The pension firms should be legally forced to ensure their customers make informed and considered decisions. For those who say they do not want to take investment advice, the reason is largely cost.

However, Money Minder’s research reveals three-fifths of 55 to 67-year-olds are worried it will be difficult to make ends meet in retirement. Around half have no idea what they are going to do with their pension choices, but the majority say they simply will not pay for the advice they need.

Just over three-fifths say they are not prepared to pay for retirement planning advice. That is a worrying figure. Without getting decent advice, what will become of these people? Are they likely to make the wrong choices about their pension pot options? You bet.

That was made clear by the FCA’s Retirement Outcome Review final report, published last week. It reported that many people are making poor financial decisions by taking some of their pension pot in cash.

‘Clampdown’ on charges

Whose fault is that? The pension providers, according to an enraged Trade Union Congress.

Its pensions officer, Tim Sharp, said: “The report reveals a retirement income market that often overcharges and confuses people. We need a clampdown on rip-off charges.”

That is certainly something to consider, but that will not help people make the right retirement decisions. When it comes to drawdown, the FCA report concluded that someone who wants to draw from their pot over a 20-year period could increase their expected annual income by more than two-thirds (37 per cent) by investing in a mix of assets rather than just cash.

This may seem obvious to you, but it is not obvious to the many masses who remain a little fearful of investments and are likely to only focus on how much cash they can get their hands on.

The regulator’s study also revealed that almost all (94 per cent) of people who accessed their pots without taking advice accepted the drawdown option offered by their pension provider, even though it probably was not the best solution for them. I am pretty sure that is because most people simply focus on the prize – the monthly income – rather than looking at the bigger picture.

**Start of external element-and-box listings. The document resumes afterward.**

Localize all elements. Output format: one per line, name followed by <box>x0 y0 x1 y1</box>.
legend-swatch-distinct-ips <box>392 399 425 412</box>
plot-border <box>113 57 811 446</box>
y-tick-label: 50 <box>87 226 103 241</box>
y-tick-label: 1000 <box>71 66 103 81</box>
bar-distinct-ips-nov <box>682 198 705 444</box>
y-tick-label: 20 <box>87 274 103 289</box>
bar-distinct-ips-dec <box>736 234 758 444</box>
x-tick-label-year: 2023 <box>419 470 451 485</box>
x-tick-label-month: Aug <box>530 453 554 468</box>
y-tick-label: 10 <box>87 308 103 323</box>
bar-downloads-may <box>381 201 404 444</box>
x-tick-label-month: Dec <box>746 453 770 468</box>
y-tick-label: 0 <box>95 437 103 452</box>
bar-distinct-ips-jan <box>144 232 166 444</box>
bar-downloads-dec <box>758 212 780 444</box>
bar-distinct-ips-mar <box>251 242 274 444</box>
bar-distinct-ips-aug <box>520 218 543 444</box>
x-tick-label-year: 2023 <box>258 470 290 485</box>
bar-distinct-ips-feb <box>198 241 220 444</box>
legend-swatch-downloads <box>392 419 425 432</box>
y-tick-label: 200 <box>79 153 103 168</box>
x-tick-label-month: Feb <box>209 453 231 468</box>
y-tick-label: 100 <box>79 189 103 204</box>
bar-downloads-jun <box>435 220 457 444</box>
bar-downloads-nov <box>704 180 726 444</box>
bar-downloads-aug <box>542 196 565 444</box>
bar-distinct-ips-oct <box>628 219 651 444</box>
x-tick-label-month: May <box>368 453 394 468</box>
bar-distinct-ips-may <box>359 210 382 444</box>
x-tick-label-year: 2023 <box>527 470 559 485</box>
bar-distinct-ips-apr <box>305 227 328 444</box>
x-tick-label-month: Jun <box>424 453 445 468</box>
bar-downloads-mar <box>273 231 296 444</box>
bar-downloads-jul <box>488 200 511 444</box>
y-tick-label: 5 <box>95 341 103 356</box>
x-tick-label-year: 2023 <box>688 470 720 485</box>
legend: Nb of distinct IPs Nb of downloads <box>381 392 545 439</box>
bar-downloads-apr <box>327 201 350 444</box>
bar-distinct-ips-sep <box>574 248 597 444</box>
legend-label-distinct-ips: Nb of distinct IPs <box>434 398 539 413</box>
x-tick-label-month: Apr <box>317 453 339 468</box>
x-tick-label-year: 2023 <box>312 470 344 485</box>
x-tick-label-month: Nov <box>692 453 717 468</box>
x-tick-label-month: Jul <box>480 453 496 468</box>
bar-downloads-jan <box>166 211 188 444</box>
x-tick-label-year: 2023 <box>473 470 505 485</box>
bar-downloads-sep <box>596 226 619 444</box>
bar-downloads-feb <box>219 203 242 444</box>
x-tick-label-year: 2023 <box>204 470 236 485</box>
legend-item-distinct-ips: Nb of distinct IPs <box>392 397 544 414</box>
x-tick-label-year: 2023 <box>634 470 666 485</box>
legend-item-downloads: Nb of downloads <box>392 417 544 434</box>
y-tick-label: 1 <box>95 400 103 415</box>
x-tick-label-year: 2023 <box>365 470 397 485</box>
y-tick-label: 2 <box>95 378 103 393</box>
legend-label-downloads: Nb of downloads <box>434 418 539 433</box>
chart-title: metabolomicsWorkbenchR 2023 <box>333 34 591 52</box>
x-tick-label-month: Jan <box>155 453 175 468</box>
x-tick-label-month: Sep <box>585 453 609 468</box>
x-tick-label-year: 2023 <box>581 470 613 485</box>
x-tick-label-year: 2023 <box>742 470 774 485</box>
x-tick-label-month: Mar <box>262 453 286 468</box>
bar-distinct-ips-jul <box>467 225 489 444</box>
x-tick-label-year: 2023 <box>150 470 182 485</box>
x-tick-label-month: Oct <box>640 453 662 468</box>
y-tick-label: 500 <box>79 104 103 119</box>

How many people who took financial advice chose their pension provider’s drawdown option? Just a third. I cannot think of a simpler way that demonstrates the importance of advice for those older people who have such an important financial decision to make.

As the City watchdog reported: “Holding funds in cash may be suited to consumers planning to draw down their entire pot over a short period. But it is highly unlikely to be suited for someone planning to draw down their pot over a longer period.”

Pensions passport

What is the FCA’s solution to encourage people to engage with their pension choices? It is effectively the good old pensions passport that has long been called for by many members of the financial services industry.

The regulator wants pension firms to post wake-up packs to 50-year-olds and then for every five years until they take their pension pots. It said the packs must include a single page summary – a pensions passport – as well as including specific retirement-risk warnings. 

For those consumers that get the wake-up packs, read them, understand them and take action based on their new-found-knowledge, the solution is a perfect one.

But what about those consumers, which I reckon will be in the majority, who ignore the packs for whatever reason?

We cannot force them to take advice, can we? Well, yes, we should.

The pension firms should be legally forced to ensure their customers make informed and considered decisions. For those who say they do not want to take investment advice, the reason is largely cost. Money Minder’s research suggests only 4 per cent would be happy to pay the £500-£750 typical cost of retirement advice.

Thus, that cost should be met by the pension provider as part of their duty of care to the client. I reckon they could lower their charges, cover advice costs, and still make a decent profit out of their customers.